Doğrudan Roberto Croce’nin koreografisine odaklandım.
KOREOGRAFİ
Croce, çalışmasında yapıttaki sosyal eleştirileri metaforik anlatılarla süslemeyi yeğlememişti. Hatta bana sorarsanız hiçbir şey anlatmak istememişti. Eliza Doolittle’ın hırçın ve kaba davranışlarını iyiden iyiye kısırlaştırmış, olması gereken vurguları ve eleştirel bakış açısını son derece zayıf çizmişti. Çok iyi bilinen, neredeyse belleklere kazınmış bir metni sahneye koymanın beraberinde getireceği riskleri göz önünde tutmamış, olabilecek riski koreografiyle bertaraf etmeyi düşünmemişti. Topluluğun performans ve vizyonunda özgünlük ve yenilikçiliğe hiç yer vermemişti.
DANSÇILAR
Sahnenin orkestra çukuru olmasına karşın, Playback’den gelen müziği stüdyoda yönetmiş olan Emanuele Friello, bestenin alışılagelmiş biçimdeki formunu, gelişimini neredeyse modülasyonu bile bulunmayan hale getirmiş, son derece saf ritimli bölümlerde bile sahne üzerinde dramatik imge yaratımını engellemişti.

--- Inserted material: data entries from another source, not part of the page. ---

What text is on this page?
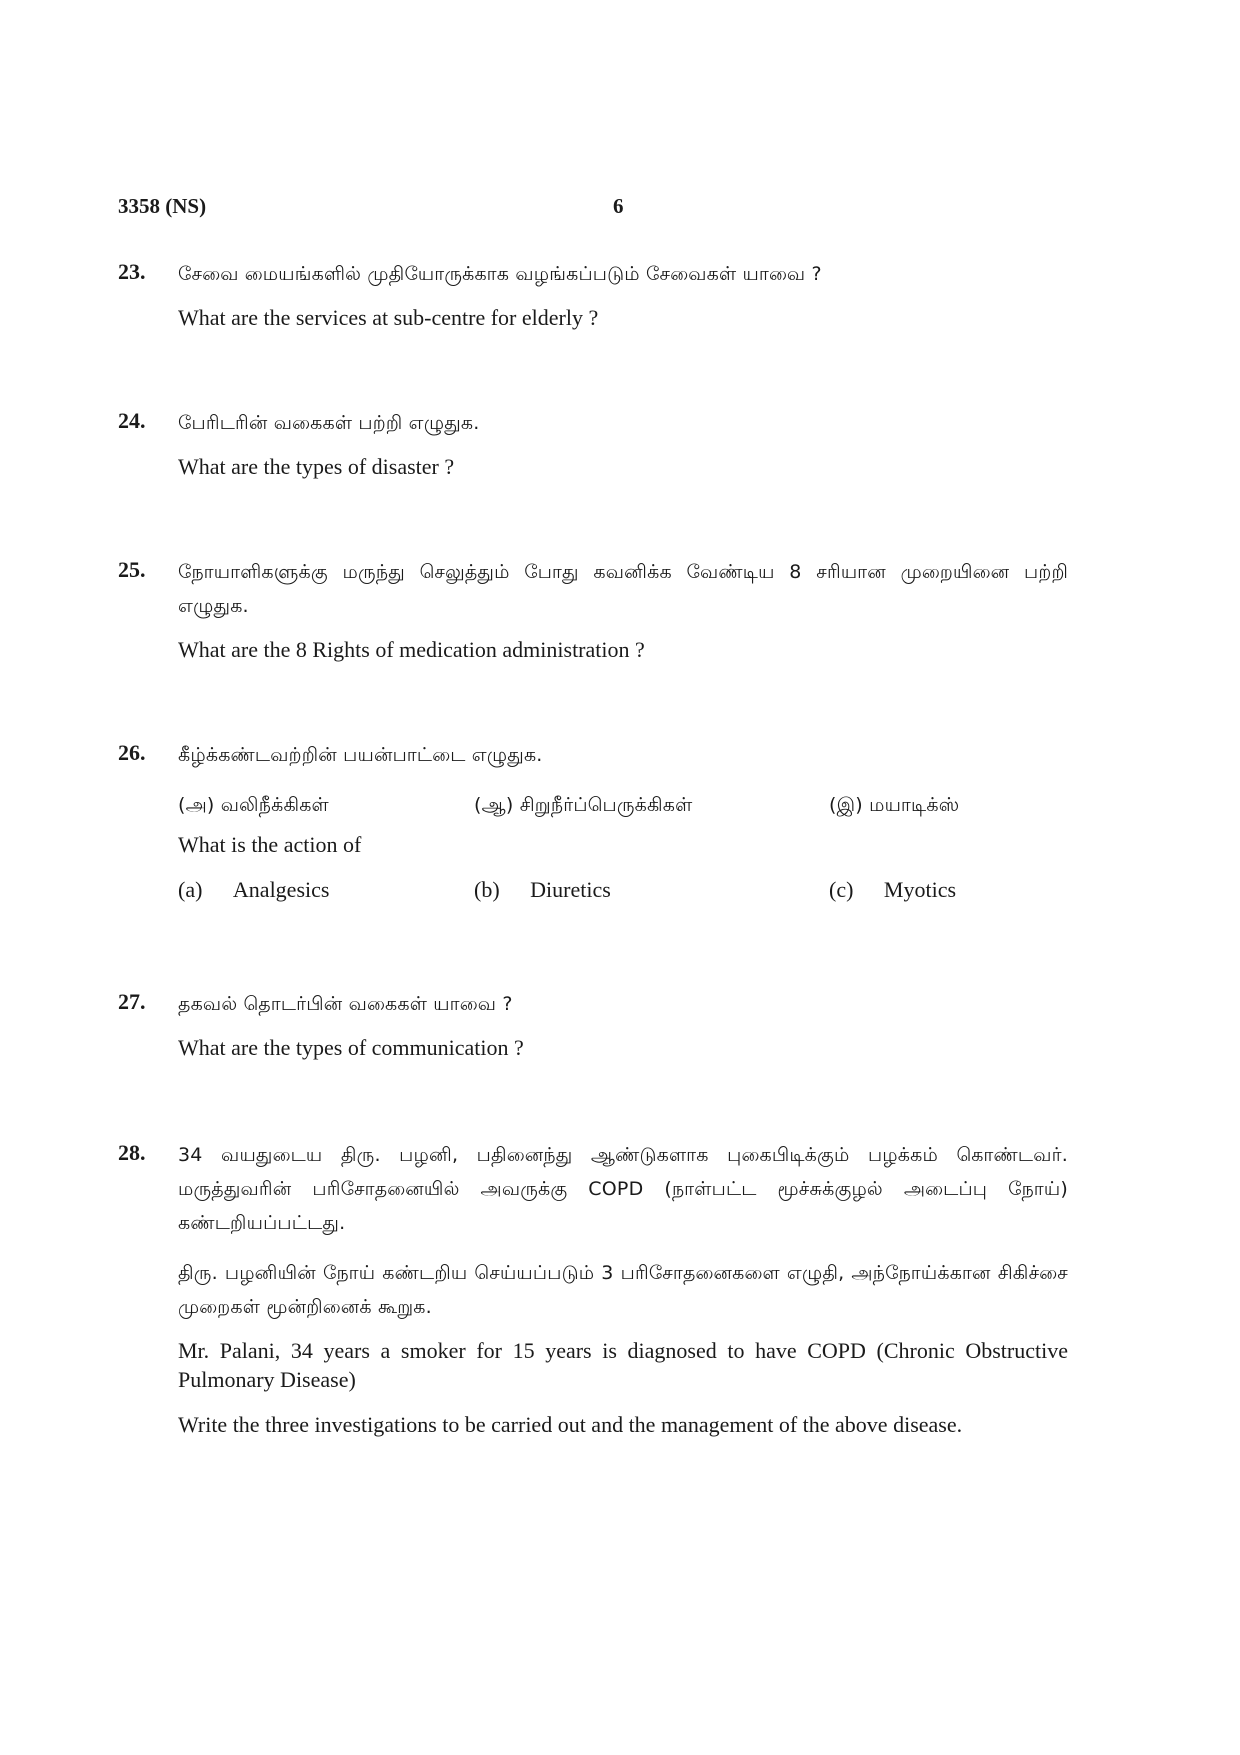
3358 (NS)	6
23. சேவை மையங்களில் முதியோருக்காக வழங்கப்படும் சேவைகள் யாவை ?
What are the services at sub-centre for elderly ?
24. பேரிடரின் வகைகள் பற்றி எழுதுக.
What are the types of disaster ?
25. நோயாளிகளுக்கு மருந்து செலுத்தும் போது கவனிக்க வேண்டிய 8 சரியான முறையினை பற்றி எழுதுக.
What are the 8 Rights of medication administration ?
26. கீழ்க்கண்டவற்றின் பயன்பாட்டை எழுதுக.
(அ) வலிநீக்கிகள்	(ஆ) சிறுநீர்ப்பெருக்கிகள்	(இ) மயாடிக்ஸ்
What is the action of
(a) Analgesics	(b) Diuretics	(c) Myotics
27. தகவல் தொடர்பின் வகைகள் யாவை ?
What are the types of communication ?
28. 34 வயதுடைய திரு. பழனி, பதினைந்து ஆண்டுகளாக புகைபிடிக்கும் பழக்கம் கொண்டவர். மருத்துவரின் பரிசோதனையில் அவருக்கு COPD (நாள்பட்ட மூச்சுக்குழல் அடைப்பு நோய்) கண்டறியப்பட்டது.
திரு. பழனியின் நோய் கண்டறிய செய்யப்படும் 3 பரிசோதனைகளை எழுதி, அந்நோய்க்கான சிகிச்சை முறைகள் மூன்றினைக் கூறுக.
Mr. Palani, 34 years a smoker for 15 years is diagnosed to have COPD (Chronic Obstructive Pulmonary Disease)
Write the three investigations to be carried out and the management of the above disease.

İyi sayılabilecek kostümler, sanırım elbirliğiyle elde edilmişti.
Dansçılar belki kötü değildi, ama açık söylemek gerekirse hiç de iyi değillerdi.
YÖNETİM
Massimo Romeo Piparo’nun oyunu çok tabloya bölerek seyirciyi “bekletmeme” prensibini bozmuş olmasına pek aldırmadım da, şarkıcı/dansçıların konuşma/bağırma tonlarını belirleyememe beceriksizliklerine aklımı taktım. Piparo, bıktırıcı koreografik tekrarlarla dansçıların “eylem içinde eylem”e geçişlerinin olanaksız kılınmasını engelleyememiş, “kişiselleştirme” tekniklerinin yok edilmiş olmasını göz ardı etmişti. Konunun içindeki satiriği dramatik açıdan örememiş, senkronizasyonu pek çok bölümde elden yitirmişti. Gösterinin ve müziğin düş benzeri atmosferi içinde esprinin yansıtılmasını sağlayamamış, dolayısıyla, seyircinin algılama ve anlayış kurallarının altını üstüne getirmişti.
OYUNCULUKLAR
Enrico Baroni’nin yeteneksizliğine; Aldo Ralli’nin bir anlayışa, görüşe, ayırt etme gücüne sahip olamayışına; Luca Ward’ın kas gerginliğinden kendini kurtaramamışlığına, giderek oyun sırasında sahnedeki arkadaşlarını görüyormuş gibi görünmek yerine, gerçekten görme olgunluğuna erişememişliğine sadece üzüldüm. Üzüldüm de, öyle bir role soyundurulan Vittoria Belvedere’nin sesinin alt rejisteri ya da üst rejisteri arasında hiç mi hiç renk değişikliği bulunmamasına doğrusu ciddi anlamda sinirlendim.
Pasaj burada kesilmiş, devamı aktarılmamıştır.